Clarín - Viva

El disfrute de un “fotógrafo mediocre”

- SOBRE EL LIBRO POSTALES POR MARTIN CAPARROS

Yo quería ser fotógrafo. Cuando era muy chico me encerraba con mi padre en su laboratori­o de amateur; recuerdo esas tardes –el olor ascético del ácido, la luz rojiza mortecina, la maravilla de ver formas creciendo en la hoja blanca– como nuestros momentos más cercanos. Mi primer trabajo fue fotografia­r: a los 16 años hacía retratos de chicos en las plazas para un pequeño estudio de fotografía de un barrio porteño. Y unos meses después, cuando entré a mi primer diario, Noticias, se suponía que iba a trabajar de fotógrafo; una serie de azares me llevó a escribir, ejercicio que, hasta entonces, limitaba a los inevitable­s poemas. La fotografía es, para mí, puro placer. La practico –siempre la practico– con el gusto y la calma de saber que soy un fotógrafo mediocre: uno que puede dar imágenes razonables, incluso publicable­s, tan lejos de las que hacen los que tienen talento verdadero. Es agradable, a veces, saberse mediocre: poder hacer sin jugarse nada serio; me divierto, disfruto. Y un día, hace unos años, revisando fotos, se me ocurrió que podría usarlas para contar ciertas historias.

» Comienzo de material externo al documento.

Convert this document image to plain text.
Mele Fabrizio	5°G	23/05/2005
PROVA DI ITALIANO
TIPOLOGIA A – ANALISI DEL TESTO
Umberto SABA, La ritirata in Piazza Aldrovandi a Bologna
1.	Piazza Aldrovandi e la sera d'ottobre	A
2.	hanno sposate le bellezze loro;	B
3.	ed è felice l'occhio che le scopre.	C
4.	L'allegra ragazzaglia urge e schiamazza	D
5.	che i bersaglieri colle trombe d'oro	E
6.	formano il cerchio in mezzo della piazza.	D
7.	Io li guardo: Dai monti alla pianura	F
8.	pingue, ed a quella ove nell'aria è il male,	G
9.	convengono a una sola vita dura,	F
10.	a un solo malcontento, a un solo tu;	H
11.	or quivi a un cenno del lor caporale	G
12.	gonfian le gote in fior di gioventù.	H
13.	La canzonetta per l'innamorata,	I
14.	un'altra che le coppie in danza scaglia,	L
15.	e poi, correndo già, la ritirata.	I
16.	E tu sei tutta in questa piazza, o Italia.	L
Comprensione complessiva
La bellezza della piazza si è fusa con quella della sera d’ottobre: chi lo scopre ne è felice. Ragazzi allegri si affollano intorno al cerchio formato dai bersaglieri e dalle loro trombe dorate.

Ahora que las instantáne­as –instantáne­as es la palabra justa– se están convirtien­do en un gesto de intercambi­o, como un chat, como una charla telefónica, me gustaba recordar aquella posibilida­d de que fuesen mirada en estado casi puro, y aguijonear­las con palabras. Era la función que cumplían aquellos cartones en vías de desaparici­ón, las postales: escribir unas líneas en el reverso de una imagen; producir, en ese cruce de formas y palabras, otra cosa. Lo intenté, me fui entusiasma­ndo: había fotos e historias tan variadas; eran, de algún modo, la síntesis de décadas de recorridos por el mundo, de mis intentos de tratar ciertas cuestiones.